Les membres de la communauté estiment que le résultat des élections de cette année est une très bonne nouvelle pour les immigrés, et ils espèrent des jours meilleurs à l’avenir. Ils sont soulagés de ne plus être réveillés par des tweets qui pourraient leur dire de faire leurs valises et de quitter le pays qu’ils ont adopté comme leur nouveau chez eux, en toute sécurité. Les gens ont parlé de l’élection de Joe Biden comme d’une victoire sur la peur. Une jeune femme avec qui j’ai parlé et qui a participé à trois élections américaines depuis qu’elle est devenue citoyenne américaine a déclaré : “Cette administration était très stressante pour les immigrants, et les changements constants de règles en matière d’immigration qui ont été fréquemment exécutés ont rendu la vie des immigrants très difficile. Mon espoir pour la nouvelle administration est que je pourrai désormais savoir à quoi m’attendre et ne pas être choquée tout le temps – les quatre dernières années ont été très éprouvantes sur le plan émotionnel. J’espère que la nouvelle administration de Joe Biden nous aidera dans le processus de guérison”. L’espoir renaît à l’étranger ainsi que dans le Maine. Un réfugié congolais vivant au Kenya m’a dit que “le leadership américain dans le monde a été sérieusement terni”. Nous espérons qu’il reviendra”.
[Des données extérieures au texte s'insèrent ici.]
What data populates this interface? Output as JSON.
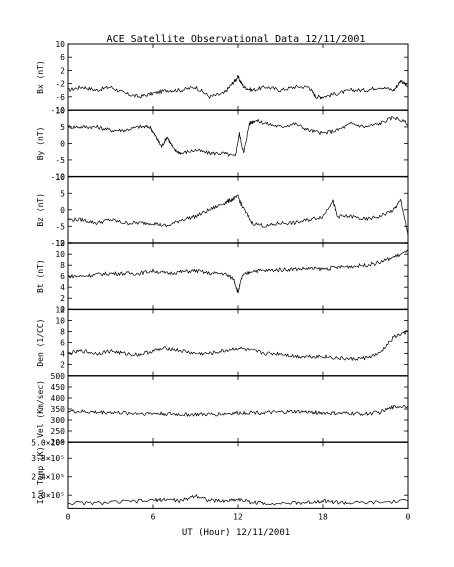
{
  "chart_data": {
    "type": "line",
    "title": "ACE Satellite Observational Data   12/11/2001",
    "xlabel": "UT (Hour)  12/11/2001",
    "x_ticks": [
      "0",
      "6",
      "12",
      "18",
      "0"
    ],
    "xlim": [
      0,
      24
    ],
    "panels": [
      {
        "ylabel": "Bx (nT)",
        "ylim": [
          -10,
          10
        ],
        "y_ticks": [
          "10",
          "6",
          "2",
          "-2",
          "-6",
          "-10"
        ],
        "y_tick_values": [
          10,
          6,
          2,
          -2,
          -6,
          -10
        ],
        "x": [
          0,
          1,
          2,
          3,
          4,
          5,
          6,
          7,
          8,
          9,
          10,
          11,
          11.6,
          12,
          12.4,
          13,
          14,
          15,
          16,
          17,
          17.5,
          18,
          19,
          20,
          21,
          22,
          23,
          23.5,
          24
        ],
        "values": [
          -4,
          -3,
          -4,
          -3,
          -5,
          -6,
          -5,
          -4,
          -4,
          -3,
          -6,
          -5,
          -2,
          0,
          -3,
          -4,
          -3,
          -4,
          -3,
          -3,
          -6,
          -6,
          -5,
          -4,
          -4,
          -3,
          -4,
          -1,
          -3
        ]
      },
      {
        "ylabel": "By (nT)",
        "ylim": [
          -10,
          10
        ],
        "y_ticks": [
          "10",
          "5",
          "0",
          "-5",
          "-10"
        ],
        "y_tick_values": [
          10,
          5,
          0,
          -5,
          -10
        ],
        "x": [
          0,
          1,
          2,
          3,
          4,
          5,
          5.8,
          6.2,
          6.6,
          7,
          7.5,
          8,
          9,
          10,
          11,
          11.8,
          12.1,
          12.4,
          12.8,
          13.2,
          14,
          15,
          16,
          17,
          18,
          19,
          20,
          21,
          22,
          23,
          24
        ],
        "values": [
          5,
          5,
          5,
          4,
          4,
          5,
          5,
          2,
          -1,
          2,
          -2,
          -3,
          -2,
          -3,
          -3,
          -4,
          3,
          -3,
          6,
          7,
          6,
          5,
          6,
          4,
          3,
          4,
          6,
          5,
          6,
          8,
          6
        ]
      },
      {
        "ylabel": "Bz (nT)",
        "ylim": [
          -10,
          10
        ],
        "y_ticks": [
          "10",
          "5",
          "0",
          "-5",
          "-10"
        ],
        "y_tick_values": [
          10,
          5,
          0,
          -5,
          -10
        ],
        "x": [
          0,
          1,
          2,
          3,
          4,
          5,
          6,
          7,
          8,
          9,
          10,
          11,
          11.5,
          12,
          12.3,
          13,
          14,
          15,
          16,
          17,
          18,
          18.7,
          19,
          20,
          21,
          22,
          23,
          23.5,
          24
        ],
        "values": [
          -3,
          -3,
          -4,
          -3,
          -4,
          -4,
          -4,
          -5,
          -3,
          -2,
          0,
          2,
          3,
          4,
          1,
          -4,
          -5,
          -4,
          -4,
          -3,
          -2,
          3,
          -2,
          -2,
          -3,
          -2,
          0,
          3,
          -8
        ]
      },
      {
        "ylabel": "Bt (nT)",
        "ylim": [
          0,
          12
        ],
        "y_ticks": [
          "12",
          "10",
          "8",
          "6",
          "4",
          "2",
          "0"
        ],
        "y_tick_values": [
          12,
          10,
          8,
          6,
          4,
          2,
          0
        ],
        "x": [
          0,
          1,
          2,
          3,
          4,
          5,
          6,
          7,
          8,
          9,
          10,
          11,
          11.7,
          12,
          12.3,
          13,
          14,
          15,
          16,
          17,
          18,
          19,
          20,
          21,
          22,
          23,
          24
        ],
        "values": [
          6,
          6,
          6.3,
          6.5,
          6.5,
          6.5,
          7,
          6.5,
          6.8,
          7,
          6.5,
          6.5,
          5.5,
          3,
          6,
          7,
          7,
          7.2,
          7.3,
          7.4,
          7.3,
          7.6,
          7.8,
          8,
          8.5,
          9.5,
          10.5
        ]
      },
      {
        "ylabel": "Den (1/CC)",
        "ylim": [
          0,
          12
        ],
        "y_ticks": [
          "12",
          "10",
          "8",
          "6",
          "4",
          "2"
        ],
        "y_tick_values": [
          12,
          10,
          8,
          6,
          4,
          2
        ],
        "x": [
          0,
          1,
          2,
          3,
          4,
          5,
          6,
          7,
          8,
          9,
          10,
          11,
          12,
          13,
          14,
          15,
          16,
          17,
          18,
          19,
          20,
          21,
          22,
          23,
          24
        ],
        "values": [
          4,
          4.5,
          4,
          4.5,
          4,
          3.8,
          4.5,
          5,
          4.5,
          4,
          4,
          4.5,
          5,
          4.5,
          4,
          4,
          3.5,
          3.5,
          3.5,
          3.2,
          3,
          3.2,
          4,
          7,
          8
        ]
      },
      {
        "ylabel": "Vel (Km/sec)",
        "ylim": [
          200,
          500
        ],
        "y_ticks": [
          "500",
          "450",
          "400",
          "350",
          "300",
          "250",
          "200"
        ],
        "y_tick_values": [
          500,
          450,
          400,
          350,
          300,
          250,
          200
        ],
        "x": [
          0,
          1,
          2,
          3,
          4,
          5,
          6,
          7,
          8,
          9,
          10,
          11,
          12,
          13,
          14,
          15,
          16,
          17,
          18,
          19,
          20,
          21,
          22,
          23,
          24
        ],
        "values": [
          340,
          338,
          335,
          335,
          332,
          330,
          330,
          328,
          325,
          325,
          325,
          328,
          332,
          335,
          333,
          335,
          338,
          336,
          332,
          330,
          330,
          328,
          335,
          360,
          365
        ]
      },
      {
        "ylabel": "Ion Temp (K)",
        "ylim": [
          0,
          500000
        ],
        "y_ticks": [
          "5.0×10⁵",
          "3.8×10⁵",
          "2.4×10⁵",
          "1.0×10⁵"
        ],
        "y_tick_values": [
          500000,
          380000,
          240000,
          100000
        ],
        "x": [
          0,
          2,
          4,
          6,
          7,
          8,
          9,
          10,
          11,
          12,
          13,
          14,
          16,
          17,
          18,
          19,
          20,
          22,
          24
        ],
        "values": [
          40000,
          40000,
          50000,
          60000,
          70000,
          55000,
          100000,
          60000,
          55000,
          70000,
          45000,
          40000,
          40000,
          45000,
          60000,
          45000,
          40000,
          45000,
          55000
        ]
      }
    ]
  }
}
Le fait que le président en exercice conteste les résultats des élections inquiète de nombreuses personnes parmi la communauté des immigrés, et ils craignent d’éventuels troubles civils. La plupart des immigrés africains sont habitués aux troubles civils qui suivent les élections, surtout lorsqu’un parti politique refuse de céder. Des exemples récents sont les élections de 2015 au Burundi, de 2017 au Kenya et de 2018 en République démocratique du Congo. Les immigrés qui voient les républicains manifester dans les rues et le président Trump contester les résultats des élections craignent que les troubles civils ne dégénèrent en violence. La démocratie est très fragile et doit être protégée. Une fois perdue, il faut attendre de nombreuses années pour la récupérer, et parfois elle est perdue à jamais. Par exemple, dans les années 1930, une élection démocratique a porté Hitler au pouvoir, mais le parti nationaliste a ensuite pris le contrôle et a imposé son programme à l’ensemble du pays.
Je prie sincèrement que les centaines d’années passées à construire de fortes institutions démocratiques aux États-Unis l’emportent sur l’avidité de pouvoir et l’intérêt personnel. Que Dieu bénisse l’Amérique par un retour à nos valeurs fondamentales.